To be clear, I'm not saying anything about our intent regarding fully supporting thin function pointers in the future. To me, returning a callback and expecting the user to invoke it right away also seems like a suboptimal way of sidestepping the borrow model, since the caller could just as easily neglect to invoke the function, or store it away and invoke it later at some arbitrary time, and I'm trying to understand whether there's a better way to model what you're trying to do within the existing language model, or whether the language model is "wrong" and needs to be changed.

1 Like

So as a relevant bit of feedback, we do that in at least one place on purpose, here. Reproducing the code for ease of reading:

// Transition our internal state.
let callouts = self.lifecycleManager.close(promise: p)

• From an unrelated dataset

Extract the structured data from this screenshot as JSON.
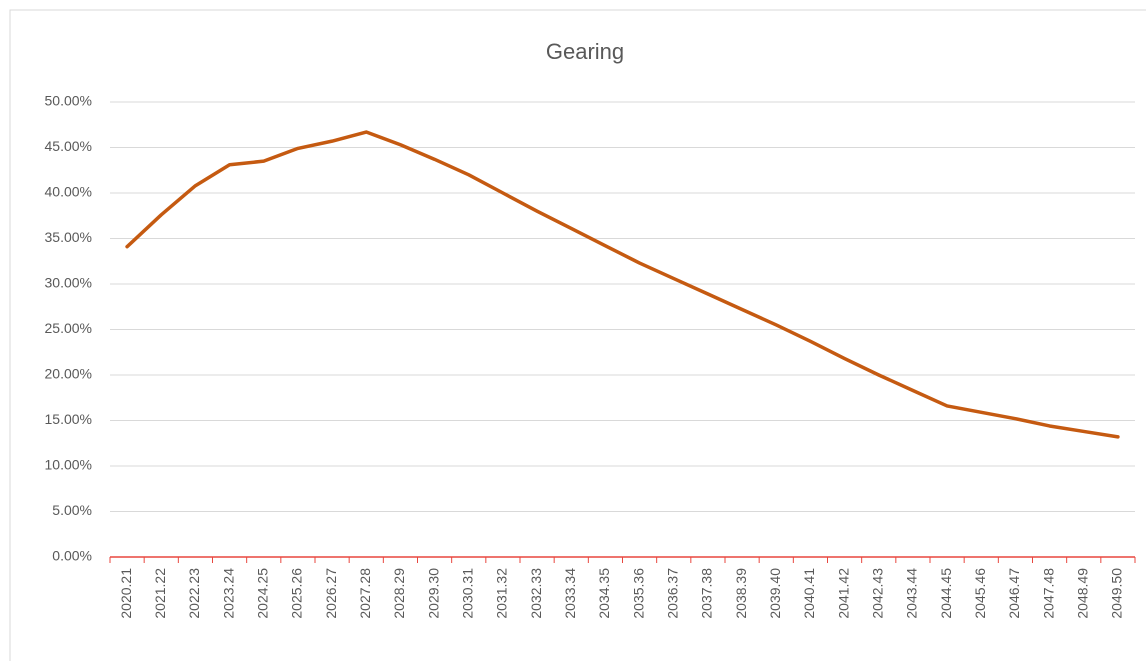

if let connectPromise = self.pendingConnect {
    self.pendingConnect = nil
    connectPromise.fail(error: error)
}

// Now that our state is sensible, we can call out to user code.
self.cancelWritesOnClose(error: error)
callouts(self.pipeline)

In this case, the work we have to do divides into stages. The first is making the appropriate state machine transition so that we are in the correct internal state. This must be done first, because a critical failure mode of state-machine based programming is calling out to arbitrary code while the state machine has only partway performed a state transition.

The next bit is handing state that is not related to the general state transition, but is specific to this action. That is, regardless of what state transition we just performed, we need to do this work. This work involves calling out to user code, so it must be done after the state transition, but our contract states that it happens before the other callouts do.

Then, and only then, do we fire the callouts appropriate to the state transition. Exactly what these callouts are depends on what state we were in before we performed the state transition. It's handy that the method that triggers the state transition does not need to know exactly what those callouts are, but can still ensure that it is safe to re-enter before those callouts fire.

I completely agree that in general relying on users to invoke a returned function to make something happen is a dangerous pattern. However, it can be a convenient way of arranging an ordering of events such that a complex, stateful, potentially re-entrant system can gracefully manage its internal state.

If the callout behavior is dependent only on the previous state, perhaps you could return the previous state instead of a closure, and put a method on the state type to perform the callouts. You could maybe factor this pattern into a higher-order method:

func withStateTransition(_ transition: (inout LifecycleManager) -> Void, do body: () -> Void) -> Void {
  let oldState = self.lifecycleManager.state
  transition(&self.lifecycleManager)
  body()
  oldState.callouts(self.pipeline)
}

It's not dependent only on the previous state, but the previous state plus the trigger. You are right though that we could split the operation in half: one part spins the state but does not trigger the callouts, another triggers the callouts appropriate for that state transition. It's a bit annoying becuase a bunch of comparisons have to be repeated (we essentially need to do the state transition switch twice, but one time we throw away the result, which are the callouts), but it would definitely work.